Last season Arsenal constructed their fabulous unbeaten sequence - a run which notoriously ended, after 49 League matches, in October at Old Trafford.
That was hard to take. And not just because it was United who inflicted it.
"We were in a position in which when we went onto the pitch, our belief and our confidence was so high and of course you go on to the pitch knowing that you will win the game," Vieira said.
Losing shattered that confidence.
"We took time to respond. We took time to win games and of course that's why we lost the plot to retain the championship.
"We took too long to get back into it. Sometimes in football you find yourself in this position and you cannot explain. It's difficult."
As was the February defeat at Highbury, after that tunnel spat, which stretched United's unbeaten run over Arsenal in competitive matches to seven.

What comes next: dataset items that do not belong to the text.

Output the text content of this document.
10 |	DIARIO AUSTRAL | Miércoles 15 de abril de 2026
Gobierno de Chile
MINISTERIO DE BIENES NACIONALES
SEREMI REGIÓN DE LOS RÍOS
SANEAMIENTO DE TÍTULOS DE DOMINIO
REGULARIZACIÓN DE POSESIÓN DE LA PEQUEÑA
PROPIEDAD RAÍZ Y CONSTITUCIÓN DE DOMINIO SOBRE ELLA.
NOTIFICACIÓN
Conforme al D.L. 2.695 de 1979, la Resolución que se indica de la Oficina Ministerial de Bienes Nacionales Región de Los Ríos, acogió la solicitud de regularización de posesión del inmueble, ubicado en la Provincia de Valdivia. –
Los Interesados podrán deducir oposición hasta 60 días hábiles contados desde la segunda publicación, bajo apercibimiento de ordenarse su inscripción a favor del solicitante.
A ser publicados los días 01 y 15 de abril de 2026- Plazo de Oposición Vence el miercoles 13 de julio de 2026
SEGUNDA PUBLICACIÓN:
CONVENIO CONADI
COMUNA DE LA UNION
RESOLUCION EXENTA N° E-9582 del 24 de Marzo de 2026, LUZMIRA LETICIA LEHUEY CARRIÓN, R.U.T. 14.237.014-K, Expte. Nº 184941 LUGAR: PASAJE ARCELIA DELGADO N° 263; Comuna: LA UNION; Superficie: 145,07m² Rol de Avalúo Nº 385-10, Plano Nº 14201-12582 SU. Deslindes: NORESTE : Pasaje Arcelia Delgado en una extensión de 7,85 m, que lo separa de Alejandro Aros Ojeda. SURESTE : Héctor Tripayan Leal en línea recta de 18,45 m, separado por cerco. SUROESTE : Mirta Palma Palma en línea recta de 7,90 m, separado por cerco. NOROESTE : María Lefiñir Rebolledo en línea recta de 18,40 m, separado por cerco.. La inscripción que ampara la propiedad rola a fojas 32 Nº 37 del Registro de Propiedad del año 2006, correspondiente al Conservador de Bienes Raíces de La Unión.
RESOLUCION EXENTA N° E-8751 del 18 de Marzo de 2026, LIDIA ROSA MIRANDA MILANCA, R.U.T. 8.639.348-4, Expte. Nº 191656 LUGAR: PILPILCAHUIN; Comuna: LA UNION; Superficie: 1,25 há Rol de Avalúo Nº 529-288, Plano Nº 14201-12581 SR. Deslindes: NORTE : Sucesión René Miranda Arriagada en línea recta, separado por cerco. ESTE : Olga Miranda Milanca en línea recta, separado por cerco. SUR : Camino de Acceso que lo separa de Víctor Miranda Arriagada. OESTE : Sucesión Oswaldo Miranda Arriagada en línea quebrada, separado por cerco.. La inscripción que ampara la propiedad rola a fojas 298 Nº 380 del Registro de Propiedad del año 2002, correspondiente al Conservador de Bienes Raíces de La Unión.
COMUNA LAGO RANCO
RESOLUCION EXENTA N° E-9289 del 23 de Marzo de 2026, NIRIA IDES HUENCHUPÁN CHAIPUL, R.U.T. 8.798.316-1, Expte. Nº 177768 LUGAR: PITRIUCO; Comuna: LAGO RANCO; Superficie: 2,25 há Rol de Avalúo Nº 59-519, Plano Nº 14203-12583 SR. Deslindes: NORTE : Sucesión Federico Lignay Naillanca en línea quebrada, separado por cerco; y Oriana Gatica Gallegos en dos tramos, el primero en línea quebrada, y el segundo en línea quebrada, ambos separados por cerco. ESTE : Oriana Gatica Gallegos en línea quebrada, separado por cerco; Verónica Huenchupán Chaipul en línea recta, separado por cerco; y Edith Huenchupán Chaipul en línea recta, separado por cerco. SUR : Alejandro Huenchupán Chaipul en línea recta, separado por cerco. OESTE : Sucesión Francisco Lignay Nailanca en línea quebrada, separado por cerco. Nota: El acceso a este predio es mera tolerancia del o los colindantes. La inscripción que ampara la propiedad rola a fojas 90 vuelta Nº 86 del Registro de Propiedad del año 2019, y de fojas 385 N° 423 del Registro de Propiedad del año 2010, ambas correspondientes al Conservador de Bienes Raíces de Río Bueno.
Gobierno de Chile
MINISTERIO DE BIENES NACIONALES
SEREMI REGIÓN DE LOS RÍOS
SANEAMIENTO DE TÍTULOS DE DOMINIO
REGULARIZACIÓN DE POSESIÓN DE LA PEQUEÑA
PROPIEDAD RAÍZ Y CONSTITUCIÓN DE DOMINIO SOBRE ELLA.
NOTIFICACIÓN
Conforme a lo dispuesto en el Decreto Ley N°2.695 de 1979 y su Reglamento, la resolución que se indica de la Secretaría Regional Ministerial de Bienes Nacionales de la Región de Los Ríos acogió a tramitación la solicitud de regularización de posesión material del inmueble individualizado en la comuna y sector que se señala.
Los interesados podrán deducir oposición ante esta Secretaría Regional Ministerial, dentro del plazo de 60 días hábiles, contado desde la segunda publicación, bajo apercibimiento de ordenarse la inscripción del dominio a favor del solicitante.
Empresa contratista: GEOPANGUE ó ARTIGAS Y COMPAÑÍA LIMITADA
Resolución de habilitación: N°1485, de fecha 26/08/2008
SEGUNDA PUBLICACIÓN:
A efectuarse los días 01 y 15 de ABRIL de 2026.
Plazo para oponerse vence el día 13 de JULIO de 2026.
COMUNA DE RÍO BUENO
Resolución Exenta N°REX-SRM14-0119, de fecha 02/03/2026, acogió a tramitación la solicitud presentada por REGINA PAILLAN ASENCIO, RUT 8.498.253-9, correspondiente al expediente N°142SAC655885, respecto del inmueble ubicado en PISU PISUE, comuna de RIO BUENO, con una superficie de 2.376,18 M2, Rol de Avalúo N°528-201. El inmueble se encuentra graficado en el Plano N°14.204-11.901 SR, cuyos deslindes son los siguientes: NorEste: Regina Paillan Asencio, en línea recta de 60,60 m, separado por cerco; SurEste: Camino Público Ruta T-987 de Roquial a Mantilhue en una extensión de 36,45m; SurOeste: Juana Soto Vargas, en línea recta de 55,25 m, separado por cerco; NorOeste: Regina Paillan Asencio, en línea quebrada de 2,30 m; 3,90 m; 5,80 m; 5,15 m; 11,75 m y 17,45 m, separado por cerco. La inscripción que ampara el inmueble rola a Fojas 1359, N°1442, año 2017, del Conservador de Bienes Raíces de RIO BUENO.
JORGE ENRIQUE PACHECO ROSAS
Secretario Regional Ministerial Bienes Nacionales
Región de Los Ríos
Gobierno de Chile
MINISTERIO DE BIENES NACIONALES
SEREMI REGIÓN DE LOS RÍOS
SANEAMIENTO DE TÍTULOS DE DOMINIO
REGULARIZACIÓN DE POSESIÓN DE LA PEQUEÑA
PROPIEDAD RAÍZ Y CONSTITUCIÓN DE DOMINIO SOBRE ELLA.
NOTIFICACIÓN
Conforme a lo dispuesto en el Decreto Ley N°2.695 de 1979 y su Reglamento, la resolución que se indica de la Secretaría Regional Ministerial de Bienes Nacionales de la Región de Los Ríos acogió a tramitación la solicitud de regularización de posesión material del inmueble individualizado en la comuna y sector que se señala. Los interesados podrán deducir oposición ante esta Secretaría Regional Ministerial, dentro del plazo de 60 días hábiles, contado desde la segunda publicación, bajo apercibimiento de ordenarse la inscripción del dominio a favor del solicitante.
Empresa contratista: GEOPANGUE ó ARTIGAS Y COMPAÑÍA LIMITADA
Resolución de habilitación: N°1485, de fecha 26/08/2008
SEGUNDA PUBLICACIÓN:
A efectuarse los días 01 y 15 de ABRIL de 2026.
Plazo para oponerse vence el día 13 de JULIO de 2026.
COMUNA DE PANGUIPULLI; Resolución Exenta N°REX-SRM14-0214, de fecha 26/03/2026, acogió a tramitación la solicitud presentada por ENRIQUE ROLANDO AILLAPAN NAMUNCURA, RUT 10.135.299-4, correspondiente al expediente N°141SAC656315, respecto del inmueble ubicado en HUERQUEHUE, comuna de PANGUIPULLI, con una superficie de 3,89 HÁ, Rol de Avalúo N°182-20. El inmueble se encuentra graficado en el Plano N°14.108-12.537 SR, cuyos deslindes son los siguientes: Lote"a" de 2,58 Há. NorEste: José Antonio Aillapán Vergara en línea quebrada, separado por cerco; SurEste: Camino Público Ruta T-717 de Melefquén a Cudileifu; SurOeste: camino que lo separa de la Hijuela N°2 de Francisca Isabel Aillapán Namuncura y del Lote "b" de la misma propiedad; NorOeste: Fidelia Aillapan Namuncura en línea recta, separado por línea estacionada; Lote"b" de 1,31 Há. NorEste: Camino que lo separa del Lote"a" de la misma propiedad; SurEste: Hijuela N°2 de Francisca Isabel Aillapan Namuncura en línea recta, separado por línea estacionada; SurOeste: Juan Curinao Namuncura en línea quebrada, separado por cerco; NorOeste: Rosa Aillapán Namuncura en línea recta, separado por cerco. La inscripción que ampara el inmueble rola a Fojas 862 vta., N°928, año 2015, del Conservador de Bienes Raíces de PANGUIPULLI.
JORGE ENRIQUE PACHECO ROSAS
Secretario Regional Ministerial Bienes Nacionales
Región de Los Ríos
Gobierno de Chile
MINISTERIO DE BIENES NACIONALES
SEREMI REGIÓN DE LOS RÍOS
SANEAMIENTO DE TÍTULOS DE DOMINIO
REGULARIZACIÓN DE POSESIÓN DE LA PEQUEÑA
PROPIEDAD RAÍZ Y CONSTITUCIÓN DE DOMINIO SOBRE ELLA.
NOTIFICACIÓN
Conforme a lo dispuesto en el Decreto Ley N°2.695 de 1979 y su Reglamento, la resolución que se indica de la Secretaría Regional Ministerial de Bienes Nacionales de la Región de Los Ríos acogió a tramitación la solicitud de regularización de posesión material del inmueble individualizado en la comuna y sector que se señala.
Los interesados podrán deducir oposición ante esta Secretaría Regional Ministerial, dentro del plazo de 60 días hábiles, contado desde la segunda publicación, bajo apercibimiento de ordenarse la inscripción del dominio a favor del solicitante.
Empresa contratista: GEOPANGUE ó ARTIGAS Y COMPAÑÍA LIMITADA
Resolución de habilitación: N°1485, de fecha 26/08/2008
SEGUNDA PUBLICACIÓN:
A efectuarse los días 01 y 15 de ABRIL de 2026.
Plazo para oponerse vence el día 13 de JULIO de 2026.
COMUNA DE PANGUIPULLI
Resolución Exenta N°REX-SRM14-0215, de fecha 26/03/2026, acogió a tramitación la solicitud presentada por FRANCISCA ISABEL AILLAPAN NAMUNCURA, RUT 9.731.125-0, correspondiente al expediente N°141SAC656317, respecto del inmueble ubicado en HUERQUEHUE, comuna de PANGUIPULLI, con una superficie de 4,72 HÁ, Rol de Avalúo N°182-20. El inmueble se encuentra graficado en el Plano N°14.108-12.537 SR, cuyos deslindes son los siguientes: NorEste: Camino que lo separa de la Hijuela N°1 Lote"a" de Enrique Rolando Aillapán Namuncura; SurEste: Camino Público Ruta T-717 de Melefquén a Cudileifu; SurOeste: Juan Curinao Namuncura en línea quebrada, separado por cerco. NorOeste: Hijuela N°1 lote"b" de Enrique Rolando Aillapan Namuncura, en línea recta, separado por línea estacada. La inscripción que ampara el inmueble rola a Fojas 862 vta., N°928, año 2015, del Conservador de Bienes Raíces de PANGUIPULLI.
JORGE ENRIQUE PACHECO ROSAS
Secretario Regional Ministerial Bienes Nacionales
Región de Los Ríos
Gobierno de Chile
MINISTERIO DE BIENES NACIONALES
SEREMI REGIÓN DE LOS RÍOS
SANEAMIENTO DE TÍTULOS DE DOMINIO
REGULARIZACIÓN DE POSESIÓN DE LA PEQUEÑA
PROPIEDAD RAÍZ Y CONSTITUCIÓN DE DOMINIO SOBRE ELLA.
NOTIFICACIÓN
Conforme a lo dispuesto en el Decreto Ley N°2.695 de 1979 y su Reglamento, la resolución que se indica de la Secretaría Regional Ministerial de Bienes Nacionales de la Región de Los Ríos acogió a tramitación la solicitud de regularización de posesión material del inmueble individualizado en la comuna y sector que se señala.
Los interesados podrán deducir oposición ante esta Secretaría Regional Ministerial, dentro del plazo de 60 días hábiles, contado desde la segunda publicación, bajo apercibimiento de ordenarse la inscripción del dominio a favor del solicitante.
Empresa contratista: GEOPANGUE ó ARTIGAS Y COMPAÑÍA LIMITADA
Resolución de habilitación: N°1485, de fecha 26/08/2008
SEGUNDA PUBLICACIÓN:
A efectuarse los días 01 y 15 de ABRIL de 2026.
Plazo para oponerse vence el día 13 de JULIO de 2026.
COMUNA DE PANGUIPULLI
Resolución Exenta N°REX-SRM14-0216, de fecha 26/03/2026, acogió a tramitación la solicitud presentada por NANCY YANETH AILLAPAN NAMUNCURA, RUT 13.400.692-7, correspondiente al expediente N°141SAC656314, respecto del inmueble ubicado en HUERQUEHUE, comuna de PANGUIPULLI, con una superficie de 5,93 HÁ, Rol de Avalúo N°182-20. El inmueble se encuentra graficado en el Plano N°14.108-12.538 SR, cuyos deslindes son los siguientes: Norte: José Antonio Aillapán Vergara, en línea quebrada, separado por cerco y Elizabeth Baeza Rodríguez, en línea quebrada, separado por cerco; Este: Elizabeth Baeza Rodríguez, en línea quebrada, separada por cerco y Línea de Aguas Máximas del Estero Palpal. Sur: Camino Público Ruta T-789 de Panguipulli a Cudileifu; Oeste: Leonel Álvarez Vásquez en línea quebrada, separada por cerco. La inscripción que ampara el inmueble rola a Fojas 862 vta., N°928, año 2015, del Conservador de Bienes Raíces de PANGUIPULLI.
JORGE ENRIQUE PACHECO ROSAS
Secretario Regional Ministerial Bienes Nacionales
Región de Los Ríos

If Vieira can claim "luck" has been on United's side in some of those contests and that "small decisions make a big difference", he also concedes "at Highbury, yes, they were much better than us".
"They were really strong and really composed as a team and deserved to win the game. But we will be waiting on Saturday. Don't worry."
Vieira said he "doesn't know" what to expect from United this time round.
If there's aggression then that's "part of the game and we will expect that. It's the way we take it and the way we respond which will be important."
"We have a good answer because we are not afraid of playing against Man United or against other teams.
"What is really important for us is to play our own game with the ball on the floor and, with our passing, we will have a good chance to beat them."
- INDEPENDENT
The record
* Manchester United and Arsenal boast the two most successful records in the trophy's 133-year history.
* United have won it a record 11 times from 16 appearances - five of those wins coming since 1990.
* Arsenal, who first lifted the trophy in 1930 at the start of their first glorious era, have won it nine times.
* After Manchester United first won the cup in 1909 - goalscorer Sandy Turnbull was killed eight years later in World War I - they did not appear in another final for almost four decades.
* Bryan Robson, who last weekend revived his old Captain Marvel heroics by managing to keep West Bromwich Albion in the premier league, earned his nickname by becoming the first man to captain three FA Cup-winning teams, leading United to victory in 1983, 1985 and 1990.
* The replayed 1990 victory over Crystal Palace was Alex Ferguson's first trophy as United boss.
* Arsenal, winners in 2002 and 2003, are looking to win the cup for the third time in four seasons and have laid to rest an old Arsenal ghost by doing so well in Cardiff. In their first final, in 1927, they were beaten 1-0 by Cardiff City at Wembley when Arsenal's Welsh goalkeeper, Dan Lewis, let in a softish shot for the only goal of the game. Arsenal coach Tom Whittaker believed the ball slipped under Lewis' arm because of the sheen on his new jersey. From that day it has been a club tradition to wash every new goalkeeper's jersey before it is worn in a match.